If you thought mass graves and torture were just Islamic State issues these days – far away and unthinkable - look closer to home. To Mexico. Last month, just a hundred miles south of Mexico City, 43 young college students from the countryside were rounded up and “disappeared” in a town where officials and drug lords are all wrapped up together. All kinds of bodies have now been found. Burned. Face peeled. Eyes torn out. Even for Mexico, this is too much. Too far. The country is in uproar. This hour On Point: the inside story of the outrage in Iguala, and what’s wrong in Mexico.
-- Tom Ashbrook
Andrew Selee, executive vice president at the Woodrow Wilson International Center for Scholars. Author of "Decentralization, Democratization, and Informal Power in Mexico." Co-editor of "Mexico and the United States" and "Mexico's Democratic Challenges." (@SeleeAndrew)
Anabel Hernandez, Mexican investigative journalist. Author of the book, "Narcoland: The Mexican Drug Lords and Their Godfathers." Contributor to Reporte Indigo.
From Tom's Reading List
Los Angeles Times: Mexico governor steps down over missing students — "The disappearance of 43 students at the hands of police working with drug gangs claimed the scandal’s first major political casualty Thursday with the resignation of Angel Aguirre, governor of the state of Guerrero, where the attacks took place."

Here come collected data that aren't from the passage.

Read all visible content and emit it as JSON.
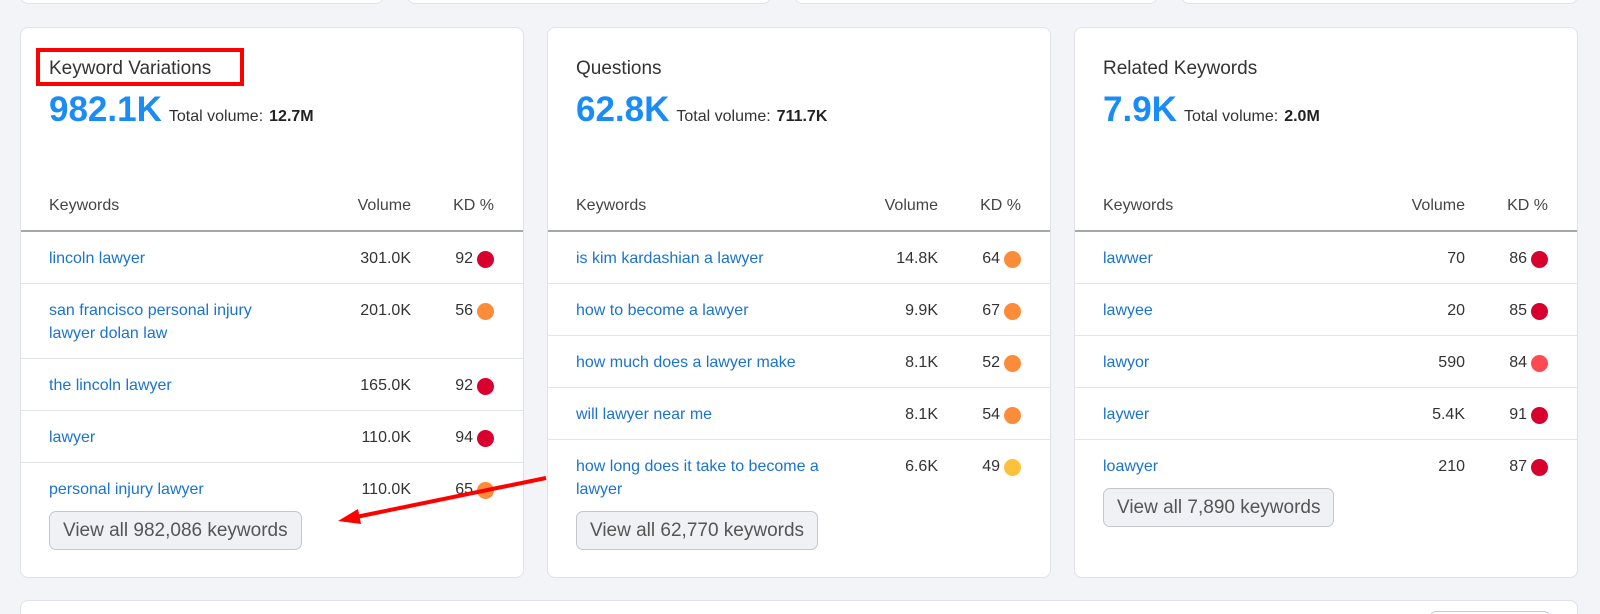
{
  "colors": {
    "accent": "#1a8cf5",
    "link": "#1a73cf",
    "kd_very_hard": "#d7002f",
    "kd_hard": "#ff4953",
    "kd_difficult": "#fd8c3a",
    "kd_possible": "#fdc23c",
    "annotation": "#ff0000"
  },
  "cards": [
    {
      "title": "Keyword Variations",
      "count": "982.1K",
      "total_volume_label": "Total volume:",
      "total_volume": "12.7M",
      "columns": {
        "keyword": "Keywords",
        "volume": "Volume",
        "kd": "KD %"
      },
      "rows": [
        {
          "keyword": "lincoln lawyer",
          "volume": "301.0K",
          "kd": "92",
          "kd_level": "very-hard"
        },
        {
          "keyword": "san francisco personal injury lawyer dolan law",
          "volume": "201.0K",
          "kd": "56",
          "kd_level": "difficult"
        },
        {
          "keyword": "the lincoln lawyer",
          "volume": "165.0K",
          "kd": "92",
          "kd_level": "very-hard"
        },
        {
          "keyword": "lawyer",
          "volume": "110.0K",
          "kd": "94",
          "kd_level": "very-hard"
        },
        {
          "keyword": "personal injury lawyer",
          "volume": "110.0K",
          "kd": "65",
          "kd_level": "difficult"
        }
      ],
      "view_all": "View all 982,086 keywords"
    },
    {
      "title": "Questions",
      "count": "62.8K",
      "total_volume_label": "Total volume:",
      "total_volume": "711.7K",
      "columns": {
        "keyword": "Keywords",
        "volume": "Volume",
        "kd": "KD %"
      },
      "rows": [
        {
          "keyword": "is kim kardashian a lawyer",
          "volume": "14.8K",
          "kd": "64",
          "kd_level": "difficult"
        },
        {
          "keyword": "how to become a lawyer",
          "volume": "9.9K",
          "kd": "67",
          "kd_level": "difficult"
        },
        {
          "keyword": "how much does a lawyer make",
          "volume": "8.1K",
          "kd": "52",
          "kd_level": "difficult"
        },
        {
          "keyword": "will lawyer near me",
          "volume": "8.1K",
          "kd": "54",
          "kd_level": "difficult"
        },
        {
          "keyword": "how long does it take to become a lawyer",
          "volume": "6.6K",
          "kd": "49",
          "kd_level": "possible"
        }
      ],
      "view_all": "View all 62,770 keywords"
    },
    {
      "title": "Related Keywords",
      "count": "7.9K",
      "total_volume_label": "Total volume:",
      "total_volume": "2.0M",
      "columns": {
        "keyword": "Keywords",
        "volume": "Volume",
        "kd": "KD %"
      },
      "rows": [
        {
          "keyword": "lawwer",
          "volume": "70",
          "kd": "86",
          "kd_level": "very-hard"
        },
        {
          "keyword": "lawyee",
          "volume": "20",
          "kd": "85",
          "kd_level": "very-hard"
        },
        {
          "keyword": "lawyor",
          "volume": "590",
          "kd": "84",
          "kd_level": "hard"
        },
        {
          "keyword": "laywer",
          "volume": "5.4K",
          "kd": "91",
          "kd_level": "very-hard"
        },
        {
          "keyword": "loawyer",
          "volume": "210",
          "kd": "87",
          "kd_level": "very-hard"
        }
      ],
      "view_all": "View all 7,890 keywords"
    }
  ]
}
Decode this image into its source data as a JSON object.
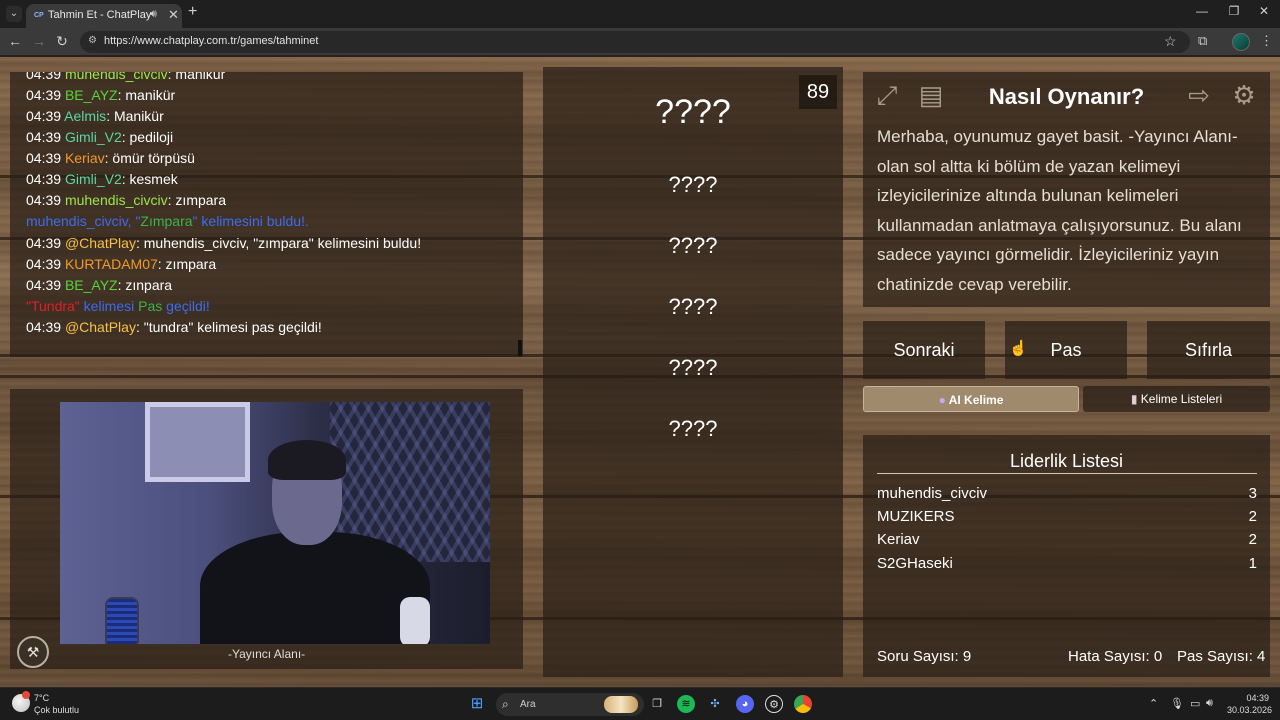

Newsweek: 22,322 People Have Vanished in Mexico’s Drug War — "The number of people who have disappeared since the beginning of the drug war in Mexico has risen to 22,322, Assistant Attorney General Mariana Benitez said Thursday, up from a reported 8,000 in May. Between December 1, 2012, the day Pena Nieto assumed office, and July 31, 13,444 have been located, bringing the number of disappeared during the president’s first year-and-a-half of his six-year term in office to 9,790, said Benitez."
Washington Post: Hunt for 43 students highlights Mexico’s missing -- "Long before 43 teachers college students disappeared in an attack by police, Maria Guadalupe Orozco’s son went missing in the same southern Mexico city of Iguala. Orozco says Mexican soldiers took Francis Garcia Orozco as he was ferrying equipment between a nightclub and the fairgrounds for a festival, an assertion based on witnesses and grainy security camera footage that day in March 2010. The military denied it."
This program aired on October 27, 2014.